This is a well done build and set of pictures documenting it. I want to thank steve for posting this level of detail on his build.
You have to be willing to make a lot of compromises. It's a cruiser so don't reinforce the ribs. Maybe think of styrene for superstructure. Little boat is so tippy (especially with water in it), look at the version that did not have the wing turrets (to save more weight). Tim K ran his for a couple of years in the IRCWCC, but it was fragile.
Do you plan to run solenoids? The new BC style will save a lot of weight over the KIP. The BC Regulator you have is also a big weight saver over the old cut down Williams. Those are two things Pat didn't have.
Just weighed the hull with most of the bits sitting in it and it's at 6.25 pounds right now. Once it's cut that will loose some weight. If I can keep the deck and super under 2 pounds I think I'll be all right. Keeping the wing turrets, have something special in mind for those!
Haven't decided on solenoids yet. I have a couple of Chinese ones that weigh the same as the BC's. Haven't test fired them yet so who knows. Might order some Spartans which are the lightest.

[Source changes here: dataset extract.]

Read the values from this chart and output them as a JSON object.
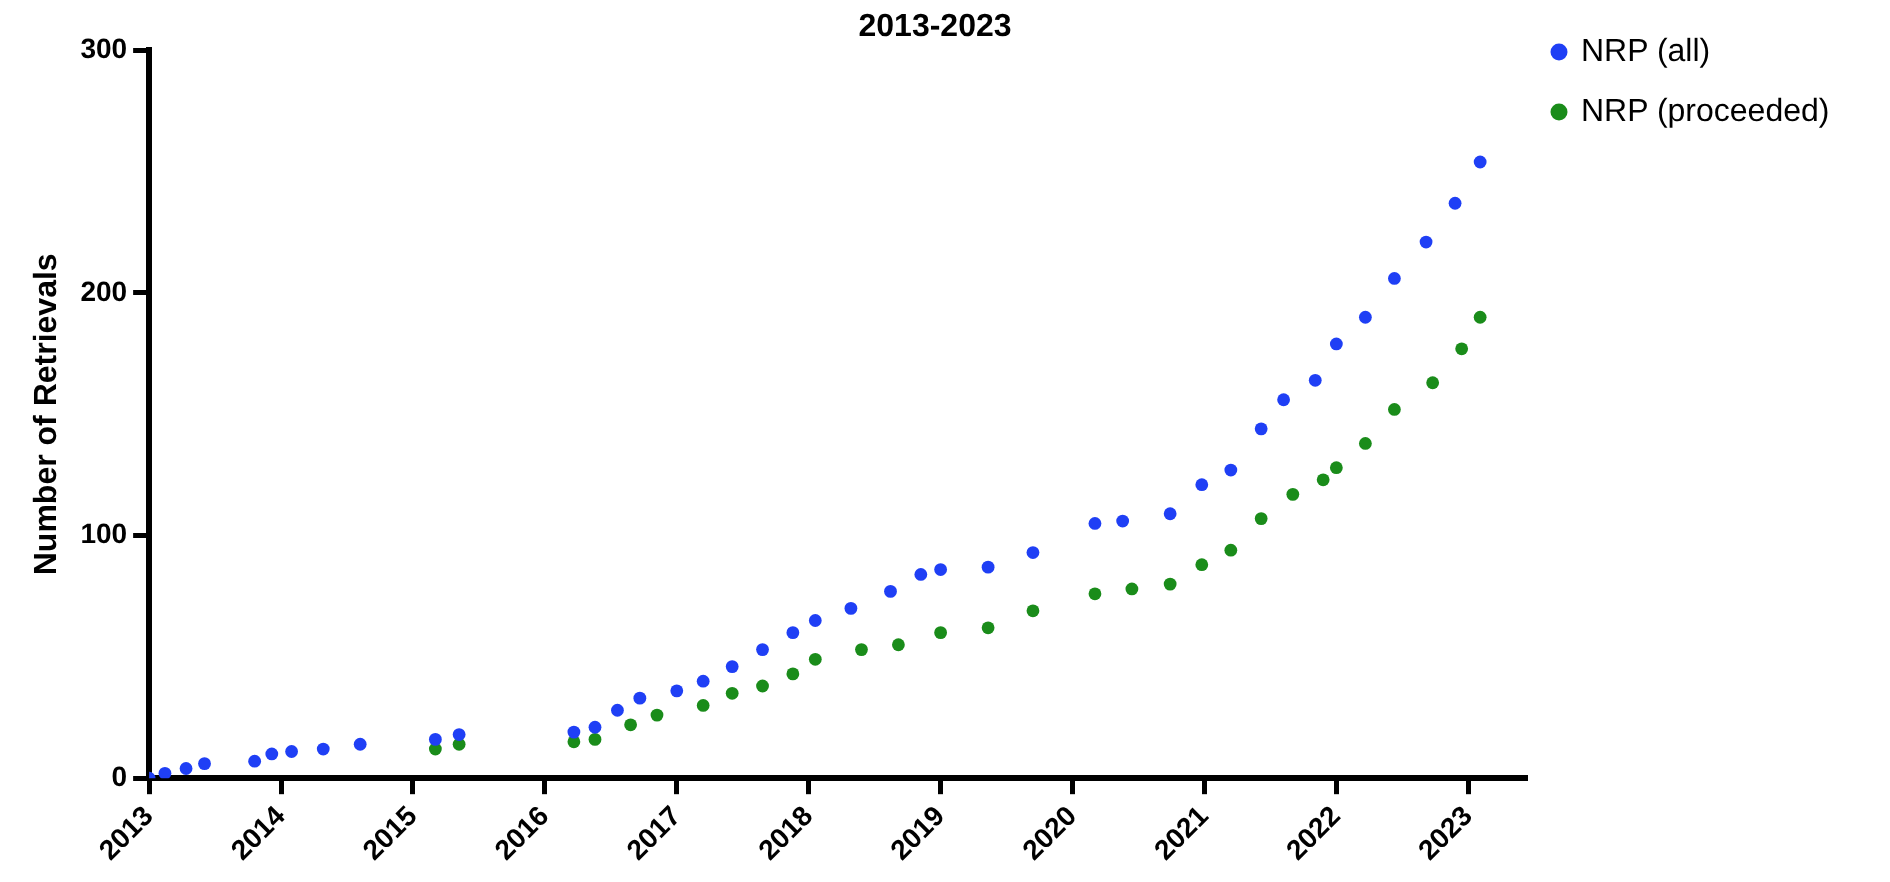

Today's progress The motor mounts get bolted to the hull. Almost had a boo boo. The nuts on the forward side of the mounts are a bit close to the lower terminals on the motors. After a quick test fit, there's plenty of room to work with! Time to make some prop struts! Before cutting holes for the struts I'm checking for interference with the rudder servo. I have to move the struts forward a bit to clear the servo. Marking the strut holes. I start with three 3/32" holes and then twist the bit back and forth to clear out the slot. Struts get bent like this and then test fitted. Once I'm happy with fitment, they get JB Welded onto the shafts and hull and left to harden up. Next step is to flip the hull and epoxy the struts on the inside and trim excess material. Till next time...